When respondents were asked to rank those 17 goals in importance, clean water and sanitation came in at number one, for the second year in a row, edging out clean energy and climate action. The finding would seem to signal that tomorrow’s leaders are telling today’s leaders that they’d better bump these two elemental human needs way up in their list of sustainability priorities.
Are businesses prepared to do so? The picture is encouraging, if mixed. Roughly two-thirds of respondents to PwC’s 2024 Global CSRD Survey, which polled business leaders on how they’re implementing the EU’s Corporate Sustainability Reporting Directive, expressed confidence in their company’s ability to meet the reporting requirements on water and marine resources. A comparable share expressed confidence on the related topics of pollution, biodiversity and ecosystems. Those findings suggest that many corporate leaders have a relatively accurate view of how their company’s activities affect natural systems like aquifers and waterways, which can be crucial to clean water supplies and sanitation services. By contrast, only 45% percent of executives in PwC’s 27th Annual Global CEO Survey said their company has begun or completed investments in nature-based climate solutions, such as wetlands rehabilitation and restorative agriculture, practices that can also have benefits for water supplies. This points to a gap between business action and the most urgent needs of a significant share of the world’s population.

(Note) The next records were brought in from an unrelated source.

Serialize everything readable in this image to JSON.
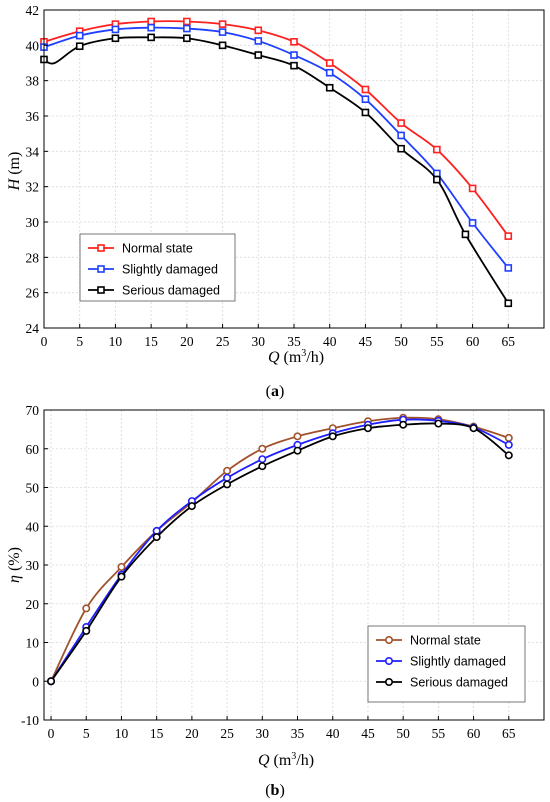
{
  "chart_data": [
    {
      "type": "line",
      "caption_letter": "a",
      "xlabel_sym": "Q",
      "xlabel_unit_a": "(m",
      "xlabel_unit_sup": "3",
      "xlabel_unit_b": "/h)",
      "ylabel_sym": "H",
      "ylabel_unit": "(m)",
      "xlim": [
        0,
        70
      ],
      "ylim": [
        24,
        42
      ],
      "xticks": [
        0,
        5,
        10,
        15,
        20,
        25,
        30,
        35,
        40,
        45,
        50,
        55,
        60,
        65
      ],
      "yticks": [
        24,
        26,
        28,
        30,
        32,
        34,
        36,
        38,
        40,
        42
      ],
      "marker": "square",
      "legend_position": "bottom-left",
      "series": [
        {
          "name": "Normal state",
          "color": "#ff2020",
          "x": [
            0,
            5,
            10,
            15,
            20,
            25,
            30,
            35,
            40,
            45,
            50,
            55,
            60,
            65
          ],
          "y": [
            40.2,
            40.8,
            41.2,
            41.35,
            41.35,
            41.2,
            40.85,
            40.2,
            39.0,
            37.5,
            35.6,
            34.1,
            31.9,
            29.2
          ]
        },
        {
          "name": "Slightly damaged",
          "color": "#1f3fff",
          "x": [
            0,
            5,
            10,
            15,
            20,
            25,
            30,
            35,
            40,
            45,
            50,
            55,
            60,
            65
          ],
          "y": [
            39.9,
            40.55,
            40.9,
            41.0,
            40.95,
            40.75,
            40.25,
            39.45,
            38.45,
            36.95,
            34.9,
            32.75,
            29.95,
            27.4
          ]
        },
        {
          "name": "Serious damaged",
          "color": "#000000",
          "x": [
            0,
            1.5,
            5,
            10,
            15,
            20,
            25,
            30,
            35,
            40,
            45,
            50,
            55,
            59,
            65
          ],
          "y": [
            39.2,
            39.0,
            39.95,
            40.4,
            40.45,
            40.4,
            40.0,
            39.45,
            38.85,
            37.6,
            36.2,
            34.15,
            32.4,
            29.3,
            25.4
          ],
          "marker_x": [
            0,
            5,
            10,
            15,
            20,
            25,
            30,
            35,
            40,
            45,
            50,
            55,
            59,
            65
          ],
          "marker_y": [
            39.2,
            39.95,
            40.4,
            40.45,
            40.4,
            40.0,
            39.45,
            38.85,
            37.6,
            36.2,
            34.15,
            32.4,
            29.3,
            25.4
          ]
        }
      ]
    },
    {
      "type": "line",
      "caption_letter": "b",
      "xlabel_sym": "Q",
      "xlabel_unit_a": "(m",
      "xlabel_unit_sup": "3",
      "xlabel_unit_b": "/h)",
      "ylabel_sym": "η",
      "ylabel_unit": "(%)",
      "xlim": [
        -1,
        70
      ],
      "ylim": [
        -10,
        70
      ],
      "xticks": [
        0,
        5,
        10,
        15,
        20,
        25,
        30,
        35,
        40,
        45,
        50,
        55,
        60,
        65
      ],
      "yticks": [
        -10,
        0,
        10,
        20,
        30,
        40,
        50,
        60,
        70
      ],
      "marker": "circle",
      "legend_position": "bottom-right",
      "series": [
        {
          "name": "Normal state",
          "color": "#a0522d",
          "x": [
            0,
            5,
            10,
            15,
            20,
            25,
            30,
            35,
            40,
            45,
            50,
            55,
            60,
            65
          ],
          "y": [
            0,
            18.8,
            29.5,
            38.8,
            46.2,
            54.3,
            60.0,
            63.2,
            65.3,
            67.1,
            68.0,
            67.6,
            65.7,
            62.8
          ]
        },
        {
          "name": "Slightly damaged",
          "color": "#1f1fff",
          "x": [
            0,
            5,
            10,
            15,
            20,
            25,
            30,
            35,
            40,
            45,
            50,
            55,
            60,
            65
          ],
          "y": [
            0,
            14.0,
            27.5,
            38.8,
            46.5,
            52.5,
            57.3,
            61.0,
            64.0,
            66.2,
            67.5,
            67.2,
            65.5,
            61.0
          ]
        },
        {
          "name": "Serious damaged",
          "color": "#000000",
          "x": [
            0,
            5,
            10,
            15,
            20,
            25,
            30,
            35,
            40,
            45,
            50,
            55,
            60,
            65
          ],
          "y": [
            0,
            13.0,
            27.0,
            37.2,
            45.2,
            50.8,
            55.5,
            59.5,
            63.2,
            65.3,
            66.2,
            66.5,
            65.3,
            58.3
          ]
        }
      ]
    }
  ]
}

Closing that gap starts with collecting real-time data on activities, such as land use and the release of pollutants, that can affect sanitation systems and water supplies up and down the company’s value chain. Doing that can require a major investment in data infrastructure, including centralised data storage systems. Sustainability teams can get an assist from resources such as the ENCORE database, designed to help investors and regulators assess companies’ environmental impacts, and Aqueduct, an open-source tool that maps water risks. Regulations and standards can serve as useful guides, too. Many of the provisions in the CSRD, as well as those in the Task Force on Nature Related Financial Disclosures, contain prescriptions on nature-focused sustainability action.
Understanding your company’s water and sanitation impacts, and making moves to limit those impacts, will help give the next generation the momentum to spur meaningful change of their own.